The amount of fat in ice cream plays a big role in how it's digested. Compared to protein and carbs, fat takes the longest to leave your stomach, which is why certain types of ice cream are considered slow-digesting. Ice cream with a higher fat content, such as premium ice cream, may take longer to leave your stomach than regular or reduced-fat ice cream.
Glycemic Index and Carbs
The glycemic index, or GI, is a system that ranks how carbohydrates affect blood sugar based on how quickly they digest. Foods with a low GI digest slowly and raise blood sugars at a slow, steady pace, while foods with a high GI digest fast and cause blood sugars to rise quickly. Premium ice cream has a low GI, and regular ice cream has a medium GI, which means it digests moderately faster than the premium. The fat content in ice cream is the likely reason for its low GI status.

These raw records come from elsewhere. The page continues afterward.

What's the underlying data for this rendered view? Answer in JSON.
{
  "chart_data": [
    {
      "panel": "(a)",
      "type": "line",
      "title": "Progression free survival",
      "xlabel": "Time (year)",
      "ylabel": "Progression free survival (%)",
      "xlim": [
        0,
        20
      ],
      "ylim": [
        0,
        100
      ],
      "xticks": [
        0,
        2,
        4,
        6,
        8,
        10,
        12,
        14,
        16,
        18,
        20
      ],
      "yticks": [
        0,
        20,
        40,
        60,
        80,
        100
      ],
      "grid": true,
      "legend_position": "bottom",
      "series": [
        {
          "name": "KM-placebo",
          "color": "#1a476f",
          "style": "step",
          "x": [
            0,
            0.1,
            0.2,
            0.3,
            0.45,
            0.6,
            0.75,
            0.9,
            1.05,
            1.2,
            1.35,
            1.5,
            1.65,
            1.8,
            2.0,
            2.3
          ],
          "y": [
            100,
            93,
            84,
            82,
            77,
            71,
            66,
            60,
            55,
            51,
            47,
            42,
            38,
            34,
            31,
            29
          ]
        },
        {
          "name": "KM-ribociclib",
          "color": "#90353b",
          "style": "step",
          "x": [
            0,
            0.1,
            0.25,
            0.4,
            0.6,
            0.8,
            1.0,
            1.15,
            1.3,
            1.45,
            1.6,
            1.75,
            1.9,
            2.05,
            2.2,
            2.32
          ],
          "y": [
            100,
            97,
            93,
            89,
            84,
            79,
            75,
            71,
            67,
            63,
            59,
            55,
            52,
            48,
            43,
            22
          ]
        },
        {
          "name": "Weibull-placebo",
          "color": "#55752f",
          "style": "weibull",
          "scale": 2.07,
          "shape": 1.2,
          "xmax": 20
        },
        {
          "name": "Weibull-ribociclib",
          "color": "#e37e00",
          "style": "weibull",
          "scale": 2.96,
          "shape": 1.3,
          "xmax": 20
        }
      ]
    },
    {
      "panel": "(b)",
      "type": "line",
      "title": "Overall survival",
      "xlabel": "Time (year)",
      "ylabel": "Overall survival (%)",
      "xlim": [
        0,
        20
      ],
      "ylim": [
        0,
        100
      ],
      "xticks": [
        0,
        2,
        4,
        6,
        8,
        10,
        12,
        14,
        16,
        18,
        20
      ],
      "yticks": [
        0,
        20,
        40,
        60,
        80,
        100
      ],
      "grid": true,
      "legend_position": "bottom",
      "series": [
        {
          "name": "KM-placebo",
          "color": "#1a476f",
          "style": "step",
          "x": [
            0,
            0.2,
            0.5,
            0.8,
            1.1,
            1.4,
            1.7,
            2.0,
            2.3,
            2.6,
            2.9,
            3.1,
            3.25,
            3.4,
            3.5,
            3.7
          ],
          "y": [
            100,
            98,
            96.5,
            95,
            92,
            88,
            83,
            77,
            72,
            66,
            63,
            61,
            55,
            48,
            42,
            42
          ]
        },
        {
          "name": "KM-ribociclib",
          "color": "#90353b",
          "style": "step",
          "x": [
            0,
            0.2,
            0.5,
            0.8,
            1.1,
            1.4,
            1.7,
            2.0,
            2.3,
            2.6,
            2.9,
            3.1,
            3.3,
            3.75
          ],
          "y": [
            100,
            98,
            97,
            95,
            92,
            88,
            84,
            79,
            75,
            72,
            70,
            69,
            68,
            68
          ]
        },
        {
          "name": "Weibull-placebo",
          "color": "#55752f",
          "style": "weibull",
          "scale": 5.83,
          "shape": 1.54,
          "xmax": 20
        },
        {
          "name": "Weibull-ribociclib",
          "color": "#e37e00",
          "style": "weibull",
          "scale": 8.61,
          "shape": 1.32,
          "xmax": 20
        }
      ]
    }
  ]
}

Ice Cream and Your Healthy Diet
Ice cream is high in fat and sugar. Americans already get too many calories from foods high in fat and sugar, according to the 2010 Dietary Guidelines, which makes it difficult to meet essential nutrient needs. It's OK to eat ice cream as a treat, but you should limit your intake. The guidelines suggest you limit foods high in fat and sugar to 5 percent to 15 percent of your daily calorie intake.